Книга Вдруг выпал снег. Год любви - Юрий Николаевич Авдеенко
Шрифт:
Интервал:
Закладка:
Хозяйка, вернувшаяся с работы, торопливо разогрела борщ на медном примусе, который, если бы его хорошо отчистили, мог бы блестеть не хуже, чем золото. Налила нам борща по большой миске и велела есть тут же под навесом, что тянулся у стены над высоким бетонным фундаментом.
Онисим, скребя нестрижеными ногтями по потной майке, безнадежно и устало сказал:
— Винца полагается.
— Не держим, — равнодушно ответила хозяйка.
— Винограда бочки на две хватило бы, — заметил Онисим, достав из кармана свой знаменитый кисет.
— Давить некому. — Хозяйка говорила небрежно, словно отмахивалась от мухи.
— Сам-то где?
— Под Брестом закопан.
— В первые дни? — Онисим, поколебавшись, протянул кисет мне.
— Нет, — сказала хозяйка, — на обратном пути.
— Ежели на обратном, то непременно закопан. — Онисим вздохнул, видя, что мой щипок получился большим: махорки убавилось. Чиркнул зажигалкой и почему-то повторил: — Ежели на обратном…
— В сорок четвертом, — ответила хозяйка. — Извещение есть…
— А вас саму, извините, как зовут? — спросил Онисим.
— Алевтина Владимировна…
— Хорошее имя.
…Хозяйкин сын, подросток лет четырнадцати, бледный очкарик, провожал нас до гостиницы. Однако повел не к центральному входу, где на куске фанеры давно выгорели слова: «Гостиница «Восток», — а через двор, мимо кучи угля, в котельную.
Там мне предстояло провести ночь, первую ночь вне дома.
Да, первую…
В тот злополучный день, когда Даша ушла и Онисим сказал, что ждет от меня помощи, я спросил:
— Ну чем я могу тебе помочь, черт старый? Сам сижу без работы и без копейки. Жду у моря погоды. Жду, пока Шакун даст указание какому-то боцману Семеняке, чтобы тот смилостивился и взял меня на буксир. Матросиком…
— Матросиком, — поморщился Онисим. Спокойно сказал: — Ты не суетись… Помнишь, однажды разговор у нас с тобой про друга моего был, за которым будто бы должок есть? Ты тогда еще думал, что у меня шарики заскакивают.

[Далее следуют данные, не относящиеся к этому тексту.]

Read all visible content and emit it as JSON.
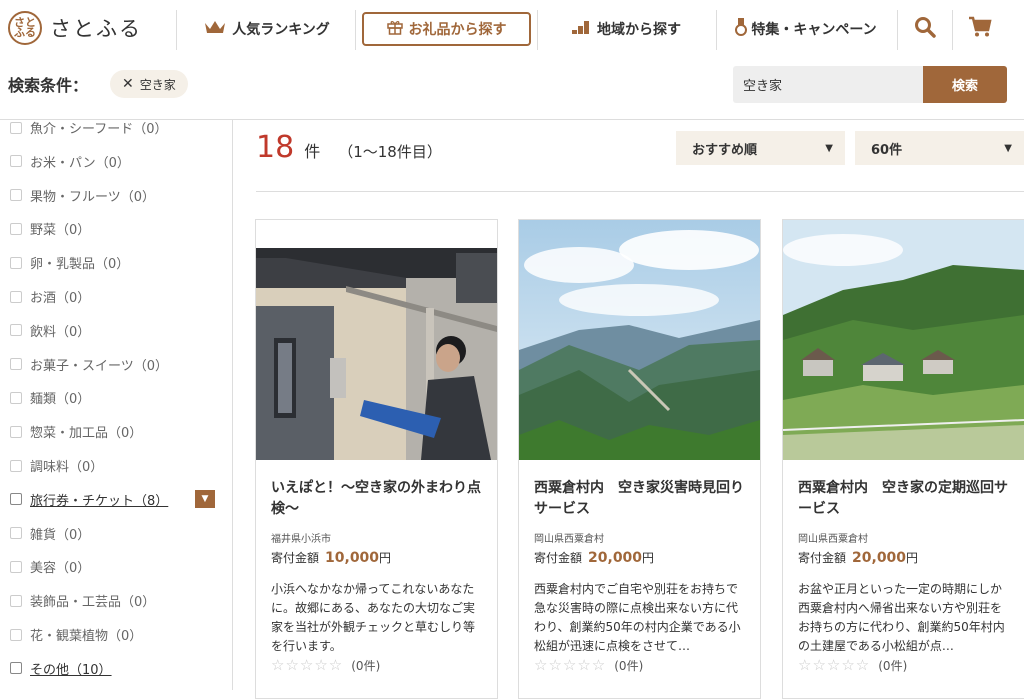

Онисим смотрел серьезно, хитро. Мне, наверное, следовало выслушать его внимательно, без психа. Но я устал от неопределенности, устал до трясучки.
— Нашел друга?! — выкрикнул я. — Хочешь сказать, что нашел…

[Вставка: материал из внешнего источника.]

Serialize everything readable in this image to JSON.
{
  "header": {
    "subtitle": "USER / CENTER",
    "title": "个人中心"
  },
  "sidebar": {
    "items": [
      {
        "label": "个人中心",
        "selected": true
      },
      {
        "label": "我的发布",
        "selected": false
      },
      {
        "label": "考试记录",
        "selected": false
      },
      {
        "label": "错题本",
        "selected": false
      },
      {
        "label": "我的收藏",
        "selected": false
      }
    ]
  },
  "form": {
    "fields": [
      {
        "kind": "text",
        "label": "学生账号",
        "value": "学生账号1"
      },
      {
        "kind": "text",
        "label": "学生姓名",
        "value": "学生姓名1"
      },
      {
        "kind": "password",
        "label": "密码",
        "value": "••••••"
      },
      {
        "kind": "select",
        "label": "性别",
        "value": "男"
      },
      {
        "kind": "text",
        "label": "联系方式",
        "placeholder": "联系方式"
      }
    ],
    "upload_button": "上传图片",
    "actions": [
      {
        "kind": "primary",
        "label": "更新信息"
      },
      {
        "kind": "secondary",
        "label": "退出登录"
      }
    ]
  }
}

— Почти. — Онисим теперь уже не видел меня. Глаза его отяжелели и потускнели, словно налились свинцом. — Я никогда никому про это дело не рассказывал. Нужда заставляет. Нужда, она как короста: сколько ни чешись, все будет чесаться… В сорок втором воевал я тута, в краях здешних. Осенью маяться пришлось. Брюхатая дождями она была, собака… Стрельба, бомбежки. Нас то на машинах куда-нибудь отвозят, то на своих двоих в гору лазим. Когда поспишь, когда поешь… Все перемешалось. Попал взвод наш ночью в одно село или маленький городишко. Конец октября уже подваливал, холодновато, стало быть, было. Слышим, команда — ночевка здесь. Обрадовались. Распределили наше отделение в один дом, с самого края села над речкой стоял. Большой, но старый: крыша седлом прогнулась. В окнах темно. Понимаем, светомаскировка, потому как из трубы дым валит. Скуповато, но валит: знать, хозяева дрова берегут.

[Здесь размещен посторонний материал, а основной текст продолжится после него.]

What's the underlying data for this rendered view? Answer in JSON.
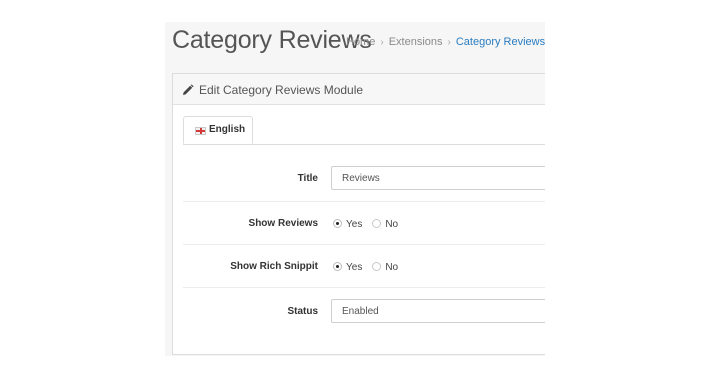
{
  "header": {
    "title": "Category Reviews",
    "breadcrumb": [
      "Home",
      "Extensions",
      "Category Reviews"
    ],
    "breadcrumb_separator": "›"
  },
  "panel": {
    "heading": "Edit Category Reviews Module",
    "heading_icon": "pencil-icon"
  },
  "tabs": [
    {
      "label": "English",
      "icon": "uk-flag-icon",
      "active": true
    }
  ],
  "form": {
    "title": {
      "label": "Title",
      "value": "Reviews"
    },
    "show_reviews": {
      "label": "Show Reviews",
      "options": [
        {
          "label": "Yes",
          "checked": true
        },
        {
          "label": "No",
          "checked": false
        }
      ]
    },
    "show_rich_snippet": {
      "label": "Show Rich Snippit",
      "options": [
        {
          "label": "Yes",
          "checked": true
        },
        {
          "label": "No",
          "checked": false
        }
      ]
    },
    "status": {
      "label": "Status",
      "value": "Enabled"
    }
  },
  "colors": {
    "link": "#2a7dc0",
    "panel_border": "#dcdcdc",
    "heading_bg": "#f7f7f7"
  }
}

Стучимся. Старуха открывает. Говорим: «Добрый вечер, бабуля. На постой военными властями к тебе определены. Свободно?» Она говорит: «Свободно-то свободно, да вот тут дед один эвакуированный со вчерашнего дня хворает. На печи лежит. А хворь его, как сейчас помню по одна тысяча девятьсот девятнадцатому году, сыпняком называется. Кто им только не болел, говорит, и белые, и красные, и зеленые. Сотнями за день хоронили, вот те крест». Солдатики про сыпняк услышали и задом, задом по другим домам разошлись. А я и еще один рядовой — Ахметом звали, парикмахером на Кавказе он до войны работал, — я и Ахмет, значит, остались. Ахмет вообще бесстрашный был. А я подумал: ну заболею сыпняком — вылечат, сейчас не девятнадцатый год, зато в госпитале поваляюсь.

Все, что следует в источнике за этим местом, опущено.